As nieces and grandchildren flitter around the small house on 4th Avenue looking for old photos, Lucille Shazier sits on an old chair on her front porch, a space heater blasting warm air to her legs. She will celebrate her 108th birthday on Friday, making her unofficially the oldest person in Crisp County.

“I was born February 13, 1913 in Oakfield about halfway between Cordele and Albany,” she said. “My mother died when I was two, and my daddy took me to my aunt’s house in Cordele and she raised me.”

To put that in perspective, William Howard Taft was President of the United States; World War I hadn’t happened yet and the Great Depression was still 16 years away.”

Lucille says she has no plans to celebrate the milestone birthday.

“I’ll probably go to my church, Greater Morris Tabernacle Baptist Church ,” she said.” And then I’ll just sit around talking to my family and friends.”

When asked about her most vivid memories, she didn’t hesitate

“It was about 10 years old when I met Jesus,” she said, a big grin spreading across her cheeks.

“When I was growing up, children didn’t hang around with grownups,” she said. “They were supposed to be playing outside or working chores or playing or doing something, but we weren’t supposed to be around the grown-ups.

She said she retreated to a place under the front porch and began making dolls out of grass. Then she made dollhouses with sticks and used dirt to decorate them..

A woman came to visit so Lucille went outside to play with her dolls. She could hear her mother and the woman talking about Jesus and she stopped in the middle of the room right where she was and just hugged him.

“I couldn’t see him but I knew he was there,” she said. “So I went to Gum Creek with a group from Greater Morris Tabernacle Baptist Church to be baptized.”

She recalled taking the Shoo Fly train from Cordele to Fitzgerald to visit her father. He would travel from Ocilla to Fitzgerald in his mule-drawn wagon to pick her up and take her to the farm, where she would have to work.

In those days, all cotton was picked by hand and the speedy pickers got the most money.

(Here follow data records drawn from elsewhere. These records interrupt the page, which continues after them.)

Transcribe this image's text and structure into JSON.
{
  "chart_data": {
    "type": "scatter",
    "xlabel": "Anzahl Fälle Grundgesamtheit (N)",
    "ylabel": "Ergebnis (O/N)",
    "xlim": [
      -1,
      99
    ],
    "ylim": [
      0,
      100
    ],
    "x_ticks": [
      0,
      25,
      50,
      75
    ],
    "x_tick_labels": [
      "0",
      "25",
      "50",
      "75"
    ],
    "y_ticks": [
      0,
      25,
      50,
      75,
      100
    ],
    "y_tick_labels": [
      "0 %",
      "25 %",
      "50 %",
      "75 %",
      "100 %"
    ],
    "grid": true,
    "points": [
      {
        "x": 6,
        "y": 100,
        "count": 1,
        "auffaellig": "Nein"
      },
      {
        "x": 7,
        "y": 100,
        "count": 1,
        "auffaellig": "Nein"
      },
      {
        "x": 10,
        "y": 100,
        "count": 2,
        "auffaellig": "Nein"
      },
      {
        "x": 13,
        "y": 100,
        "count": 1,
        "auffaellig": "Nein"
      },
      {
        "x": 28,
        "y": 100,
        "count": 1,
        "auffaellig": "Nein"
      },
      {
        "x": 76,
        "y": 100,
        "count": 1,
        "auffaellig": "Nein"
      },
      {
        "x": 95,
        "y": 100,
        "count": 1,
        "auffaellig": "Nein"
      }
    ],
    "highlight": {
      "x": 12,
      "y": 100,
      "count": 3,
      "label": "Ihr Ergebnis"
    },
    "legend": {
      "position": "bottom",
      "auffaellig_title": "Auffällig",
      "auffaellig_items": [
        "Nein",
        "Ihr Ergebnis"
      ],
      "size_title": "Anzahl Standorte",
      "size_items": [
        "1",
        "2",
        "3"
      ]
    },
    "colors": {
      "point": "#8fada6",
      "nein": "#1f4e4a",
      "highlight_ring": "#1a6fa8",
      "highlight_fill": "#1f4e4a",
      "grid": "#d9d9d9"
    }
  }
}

Lucille was a young girl and could not work as fast as everyone else, but her father had her out with him harvesting cotton and was telling her that she had to work faster to keep up.

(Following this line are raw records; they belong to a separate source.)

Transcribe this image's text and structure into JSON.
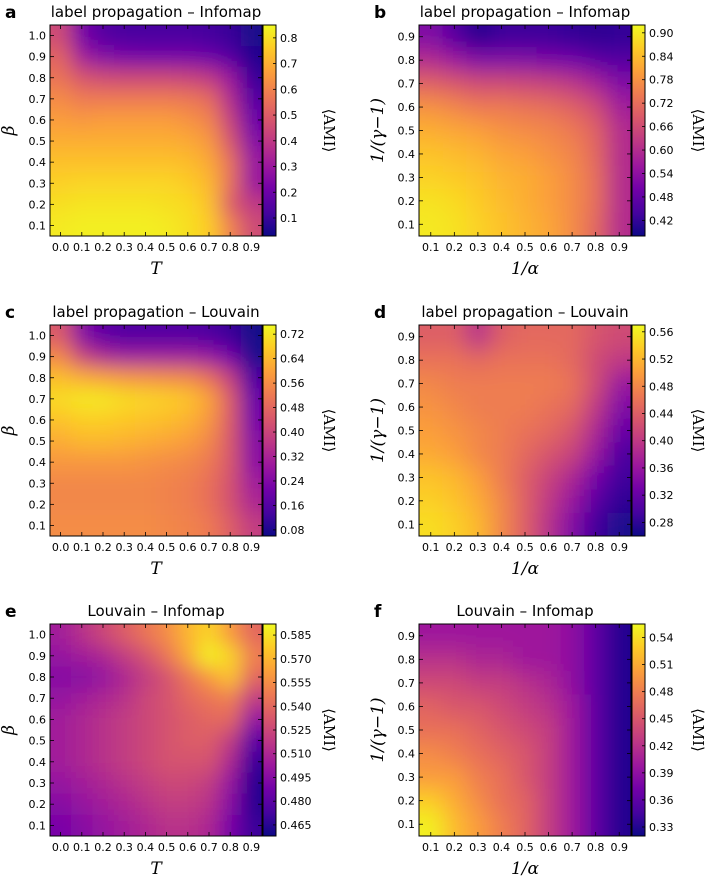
{
  "figure": {
    "colormap": [
      "#0d0887",
      "#46039f",
      "#7201a8",
      "#9c179e",
      "#bd3786",
      "#d8576b",
      "#ed7953",
      "#fb9f3a",
      "#fdca26",
      "#f0f921"
    ]
  },
  "chart_data": [
    {
      "type": "heatmap",
      "panel": "a",
      "title": "label propagation – Infomap",
      "xlabel": "T",
      "ylabel": "β",
      "colorbar_label": "⟨AMI⟩",
      "x": [
        0.0,
        0.1,
        0.2,
        0.3,
        0.4,
        0.5,
        0.6,
        0.7,
        0.8,
        0.9
      ],
      "y": [
        1.0,
        0.9,
        0.8,
        0.7,
        0.6,
        0.5,
        0.4,
        0.3,
        0.2,
        0.1
      ],
      "xticks": [
        "0.0",
        "0.1",
        "0.2",
        "0.3",
        "0.4",
        "0.5",
        "0.6",
        "0.7",
        "0.8",
        "0.9"
      ],
      "yticks": [
        "1.0",
        "0.9",
        "0.8",
        "0.7",
        "0.6",
        "0.5",
        "0.4",
        "0.3",
        "0.2",
        "0.1"
      ],
      "clim": [
        0.03,
        0.85
      ],
      "cbar_ticks": [
        "0.8",
        "0.7",
        "0.6",
        "0.5",
        "0.4",
        "0.3",
        "0.2",
        "0.1"
      ],
      "cbar_values": [
        0.8,
        0.7,
        0.6,
        0.5,
        0.4,
        0.3,
        0.2,
        0.1
      ],
      "values": [
        [
          0.45,
          0.22,
          0.15,
          0.13,
          0.13,
          0.13,
          0.13,
          0.12,
          0.1,
          0.05
        ],
        [
          0.52,
          0.32,
          0.25,
          0.23,
          0.22,
          0.22,
          0.22,
          0.2,
          0.15,
          0.06
        ],
        [
          0.56,
          0.48,
          0.45,
          0.44,
          0.44,
          0.44,
          0.43,
          0.4,
          0.3,
          0.1
        ],
        [
          0.62,
          0.58,
          0.58,
          0.58,
          0.58,
          0.58,
          0.57,
          0.54,
          0.36,
          0.15
        ],
        [
          0.66,
          0.65,
          0.66,
          0.66,
          0.66,
          0.66,
          0.64,
          0.6,
          0.42,
          0.2
        ],
        [
          0.7,
          0.7,
          0.7,
          0.7,
          0.7,
          0.7,
          0.69,
          0.65,
          0.48,
          0.25
        ],
        [
          0.74,
          0.74,
          0.74,
          0.74,
          0.74,
          0.74,
          0.73,
          0.69,
          0.55,
          0.3
        ],
        [
          0.77,
          0.78,
          0.78,
          0.78,
          0.78,
          0.78,
          0.76,
          0.72,
          0.55,
          0.3
        ],
        [
          0.8,
          0.81,
          0.81,
          0.81,
          0.81,
          0.8,
          0.79,
          0.74,
          0.5,
          0.4
        ],
        [
          0.82,
          0.83,
          0.83,
          0.83,
          0.83,
          0.82,
          0.8,
          0.76,
          0.6,
          0.45
        ]
      ]
    },
    {
      "type": "heatmap",
      "panel": "b",
      "title": "label propagation – Infomap",
      "xlabel": "1/α",
      "ylabel": "1/(γ−1)",
      "colorbar_label": "⟨AMI⟩",
      "x": [
        0.1,
        0.2,
        0.3,
        0.4,
        0.5,
        0.6,
        0.7,
        0.8,
        0.9
      ],
      "y": [
        0.9,
        0.8,
        0.7,
        0.6,
        0.5,
        0.4,
        0.3,
        0.2,
        0.1
      ],
      "xticks": [
        "0.1",
        "0.2",
        "0.3",
        "0.4",
        "0.5",
        "0.6",
        "0.7",
        "0.8",
        "0.9"
      ],
      "yticks": [
        "0.9",
        "0.8",
        "0.7",
        "0.6",
        "0.5",
        "0.4",
        "0.3",
        "0.2",
        "0.1"
      ],
      "clim": [
        0.38,
        0.92
      ],
      "cbar_ticks": [
        "0.90",
        "0.84",
        "0.78",
        "0.72",
        "0.66",
        "0.60",
        "0.54",
        "0.48",
        "0.42"
      ],
      "cbar_values": [
        0.9,
        0.84,
        0.78,
        0.72,
        0.66,
        0.6,
        0.54,
        0.48,
        0.42
      ],
      "values": [
        [
          0.52,
          0.46,
          0.4,
          0.43,
          0.43,
          0.43,
          0.42,
          0.41,
          0.42
        ],
        [
          0.6,
          0.56,
          0.52,
          0.52,
          0.52,
          0.51,
          0.5,
          0.47,
          0.46
        ],
        [
          0.7,
          0.68,
          0.66,
          0.66,
          0.65,
          0.64,
          0.62,
          0.58,
          0.52
        ],
        [
          0.78,
          0.76,
          0.74,
          0.74,
          0.73,
          0.72,
          0.7,
          0.66,
          0.57
        ],
        [
          0.82,
          0.81,
          0.8,
          0.78,
          0.77,
          0.76,
          0.74,
          0.7,
          0.6
        ],
        [
          0.85,
          0.84,
          0.83,
          0.81,
          0.8,
          0.78,
          0.76,
          0.71,
          0.6
        ],
        [
          0.87,
          0.86,
          0.85,
          0.83,
          0.82,
          0.8,
          0.77,
          0.72,
          0.6
        ],
        [
          0.89,
          0.88,
          0.86,
          0.84,
          0.82,
          0.8,
          0.77,
          0.72,
          0.6
        ],
        [
          0.9,
          0.89,
          0.87,
          0.85,
          0.83,
          0.81,
          0.77,
          0.71,
          0.6
        ]
      ]
    },
    {
      "type": "heatmap",
      "panel": "c",
      "title": "label propagation – Louvain",
      "xlabel": "T",
      "ylabel": "β",
      "colorbar_label": "⟨AMI⟩",
      "x": [
        0.0,
        0.1,
        0.2,
        0.3,
        0.4,
        0.5,
        0.6,
        0.7,
        0.8,
        0.9
      ],
      "y": [
        1.0,
        0.9,
        0.8,
        0.7,
        0.6,
        0.5,
        0.4,
        0.3,
        0.2,
        0.1
      ],
      "xticks": [
        "0.0",
        "0.1",
        "0.2",
        "0.3",
        "0.4",
        "0.5",
        "0.6",
        "0.7",
        "0.8",
        "0.9"
      ],
      "yticks": [
        "1.0",
        "0.9",
        "0.8",
        "0.7",
        "0.6",
        "0.5",
        "0.4",
        "0.3",
        "0.2",
        "0.1"
      ],
      "clim": [
        0.06,
        0.75
      ],
      "cbar_ticks": [
        "0.72",
        "0.64",
        "0.56",
        "0.48",
        "0.40",
        "0.32",
        "0.24",
        "0.16",
        "0.08"
      ],
      "cbar_values": [
        0.72,
        0.64,
        0.56,
        0.48,
        0.4,
        0.32,
        0.24,
        0.16,
        0.08
      ],
      "values": [
        [
          0.45,
          0.25,
          0.18,
          0.16,
          0.16,
          0.16,
          0.16,
          0.15,
          0.12,
          0.07
        ],
        [
          0.55,
          0.4,
          0.33,
          0.3,
          0.3,
          0.3,
          0.3,
          0.28,
          0.22,
          0.08
        ],
        [
          0.65,
          0.62,
          0.6,
          0.58,
          0.57,
          0.56,
          0.55,
          0.5,
          0.38,
          0.15
        ],
        [
          0.7,
          0.72,
          0.72,
          0.7,
          0.69,
          0.68,
          0.66,
          0.6,
          0.45,
          0.2
        ],
        [
          0.66,
          0.68,
          0.68,
          0.67,
          0.66,
          0.65,
          0.63,
          0.58,
          0.45,
          0.22
        ],
        [
          0.62,
          0.64,
          0.64,
          0.63,
          0.62,
          0.61,
          0.59,
          0.55,
          0.44,
          0.25
        ],
        [
          0.58,
          0.58,
          0.58,
          0.58,
          0.57,
          0.56,
          0.55,
          0.52,
          0.44,
          0.26
        ],
        [
          0.55,
          0.55,
          0.55,
          0.55,
          0.55,
          0.54,
          0.53,
          0.5,
          0.43,
          0.3
        ],
        [
          0.55,
          0.55,
          0.55,
          0.55,
          0.55,
          0.54,
          0.53,
          0.5,
          0.43,
          0.33
        ],
        [
          0.56,
          0.56,
          0.56,
          0.56,
          0.56,
          0.55,
          0.54,
          0.52,
          0.46,
          0.38
        ]
      ]
    },
    {
      "type": "heatmap",
      "panel": "d",
      "title": "label propagation – Louvain",
      "xlabel": "1/α",
      "ylabel": "1/(γ−1)",
      "colorbar_label": "⟨AMI⟩",
      "x": [
        0.1,
        0.2,
        0.3,
        0.4,
        0.5,
        0.6,
        0.7,
        0.8,
        0.9
      ],
      "y": [
        0.9,
        0.8,
        0.7,
        0.6,
        0.5,
        0.4,
        0.3,
        0.2,
        0.1
      ],
      "xticks": [
        "0.1",
        "0.2",
        "0.3",
        "0.4",
        "0.5",
        "0.6",
        "0.7",
        "0.8",
        "0.9"
      ],
      "yticks": [
        "0.9",
        "0.8",
        "0.7",
        "0.6",
        "0.5",
        "0.4",
        "0.3",
        "0.2",
        "0.1"
      ],
      "clim": [
        0.26,
        0.57
      ],
      "cbar_ticks": [
        "0.56",
        "0.52",
        "0.48",
        "0.44",
        "0.40",
        "0.36",
        "0.32",
        "0.28"
      ],
      "cbar_values": [
        0.56,
        0.52,
        0.48,
        0.44,
        0.4,
        0.36,
        0.32,
        0.28
      ],
      "values": [
        [
          0.44,
          0.44,
          0.39,
          0.44,
          0.45,
          0.45,
          0.45,
          0.43,
          0.42
        ],
        [
          0.46,
          0.46,
          0.45,
          0.46,
          0.46,
          0.46,
          0.45,
          0.42,
          0.4
        ],
        [
          0.48,
          0.47,
          0.47,
          0.47,
          0.47,
          0.47,
          0.46,
          0.42,
          0.36
        ],
        [
          0.49,
          0.48,
          0.47,
          0.47,
          0.47,
          0.46,
          0.45,
          0.4,
          0.34
        ],
        [
          0.5,
          0.49,
          0.48,
          0.47,
          0.46,
          0.45,
          0.43,
          0.38,
          0.32
        ],
        [
          0.51,
          0.5,
          0.48,
          0.47,
          0.45,
          0.43,
          0.41,
          0.36,
          0.3
        ],
        [
          0.53,
          0.52,
          0.5,
          0.47,
          0.44,
          0.41,
          0.38,
          0.33,
          0.29
        ],
        [
          0.54,
          0.53,
          0.51,
          0.48,
          0.44,
          0.4,
          0.36,
          0.31,
          0.28
        ],
        [
          0.55,
          0.54,
          0.52,
          0.48,
          0.44,
          0.39,
          0.34,
          0.29,
          0.27
        ]
      ]
    },
    {
      "type": "heatmap",
      "panel": "e",
      "title": "Louvain – Infomap",
      "xlabel": "T",
      "ylabel": "β",
      "colorbar_label": "⟨AMI⟩",
      "x": [
        0.0,
        0.1,
        0.2,
        0.3,
        0.4,
        0.5,
        0.6,
        0.7,
        0.8,
        0.9
      ],
      "y": [
        1.0,
        0.9,
        0.8,
        0.7,
        0.6,
        0.5,
        0.4,
        0.3,
        0.2,
        0.1
      ],
      "xticks": [
        "0.0",
        "0.1",
        "0.2",
        "0.3",
        "0.4",
        "0.5",
        "0.6",
        "0.7",
        "0.8",
        "0.9"
      ],
      "yticks": [
        "1.0",
        "0.9",
        "0.8",
        "0.7",
        "0.6",
        "0.5",
        "0.4",
        "0.3",
        "0.2",
        "0.1"
      ],
      "clim": [
        0.458,
        0.592
      ],
      "cbar_ticks": [
        "0.585",
        "0.570",
        "0.555",
        "0.540",
        "0.525",
        "0.510",
        "0.495",
        "0.480",
        "0.465"
      ],
      "cbar_values": [
        0.585,
        0.57,
        0.555,
        0.54,
        0.525,
        0.51,
        0.495,
        0.48,
        0.465
      ],
      "values": [
        [
          0.505,
          0.515,
          0.525,
          0.535,
          0.545,
          0.555,
          0.57,
          0.58,
          0.56,
          0.54
        ],
        [
          0.5,
          0.505,
          0.51,
          0.52,
          0.53,
          0.545,
          0.565,
          0.59,
          0.58,
          0.55
        ],
        [
          0.495,
          0.495,
          0.5,
          0.51,
          0.52,
          0.53,
          0.545,
          0.56,
          0.575,
          0.54
        ],
        [
          0.5,
          0.505,
          0.51,
          0.515,
          0.525,
          0.53,
          0.54,
          0.545,
          0.55,
          0.52
        ],
        [
          0.505,
          0.51,
          0.515,
          0.52,
          0.525,
          0.53,
          0.535,
          0.54,
          0.54,
          0.5
        ],
        [
          0.505,
          0.51,
          0.515,
          0.52,
          0.525,
          0.53,
          0.535,
          0.535,
          0.52,
          0.48
        ],
        [
          0.505,
          0.51,
          0.515,
          0.52,
          0.525,
          0.53,
          0.53,
          0.53,
          0.51,
          0.47
        ],
        [
          0.5,
          0.505,
          0.51,
          0.515,
          0.52,
          0.525,
          0.525,
          0.52,
          0.5,
          0.465
        ],
        [
          0.495,
          0.5,
          0.505,
          0.51,
          0.515,
          0.52,
          0.52,
          0.515,
          0.495,
          0.465
        ],
        [
          0.49,
          0.495,
          0.5,
          0.505,
          0.51,
          0.515,
          0.515,
          0.51,
          0.49,
          0.47
        ]
      ]
    },
    {
      "type": "heatmap",
      "panel": "f",
      "title": "Louvain – Infomap",
      "xlabel": "1/α",
      "ylabel": "1/(γ−1)",
      "colorbar_label": "⟨AMI⟩",
      "x": [
        0.1,
        0.2,
        0.3,
        0.4,
        0.5,
        0.6,
        0.7,
        0.8,
        0.9
      ],
      "y": [
        0.9,
        0.8,
        0.7,
        0.6,
        0.5,
        0.4,
        0.3,
        0.2,
        0.1
      ],
      "xticks": [
        "0.1",
        "0.2",
        "0.3",
        "0.4",
        "0.5",
        "0.6",
        "0.7",
        "0.8",
        "0.9"
      ],
      "yticks": [
        "0.9",
        "0.8",
        "0.7",
        "0.6",
        "0.5",
        "0.4",
        "0.3",
        "0.2",
        "0.1"
      ],
      "clim": [
        0.32,
        0.555
      ],
      "cbar_ticks": [
        "0.54",
        "0.51",
        "0.48",
        "0.45",
        "0.42",
        "0.39",
        "0.36",
        "0.33"
      ],
      "cbar_values": [
        0.54,
        0.51,
        0.48,
        0.45,
        0.42,
        0.39,
        0.36,
        0.33
      ],
      "values": [
        [
          0.4,
          0.4,
          0.4,
          0.4,
          0.4,
          0.4,
          0.39,
          0.36,
          0.33
        ],
        [
          0.42,
          0.42,
          0.41,
          0.41,
          0.4,
          0.4,
          0.39,
          0.36,
          0.33
        ],
        [
          0.44,
          0.44,
          0.43,
          0.43,
          0.42,
          0.41,
          0.39,
          0.36,
          0.33
        ],
        [
          0.46,
          0.45,
          0.45,
          0.44,
          0.43,
          0.42,
          0.4,
          0.36,
          0.33
        ],
        [
          0.47,
          0.47,
          0.46,
          0.45,
          0.44,
          0.43,
          0.4,
          0.36,
          0.33
        ],
        [
          0.49,
          0.48,
          0.47,
          0.46,
          0.45,
          0.43,
          0.4,
          0.36,
          0.33
        ],
        [
          0.5,
          0.5,
          0.48,
          0.47,
          0.45,
          0.43,
          0.4,
          0.36,
          0.33
        ],
        [
          0.53,
          0.51,
          0.49,
          0.47,
          0.46,
          0.43,
          0.4,
          0.36,
          0.33
        ],
        [
          0.55,
          0.52,
          0.5,
          0.48,
          0.46,
          0.43,
          0.4,
          0.36,
          0.33
        ]
      ]
    }
  ]
}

“I prayed, “Dear Jesus, you know I’m working as fast as I can. Please help me.”

She said she looked out ahead of her and saw a long blank spot on the row ahead of her.

“I ran past that empty spot in the row and caught up with everyone else,” she said. “And I caught up with all the others.”

She said she worked hard her whole life, mainly doing domestic work. She says hard work; a love for Jesus and eating healthy is her secret to aging so well.

She has vivid memories of sitting on a porch in the evening listening to the radio with friends. She also remembered the first time she got to vote.

“They didn’t let colored people vote,” she said. “My friend told me I could vote and I have voted ever since.

Other memories include the day Dr. Martin Luther King, Jr. stood at the steps of the Lincoln Memorial and said he dreamed that one day “my four little children will one day live in a nation where they will not be judged by the color of their skin but by the content of their character.”

That day came true when Barack Obama was elected President.

“He was elected because he was a good man,” she said. “It didn’t matter about the color of his skin.”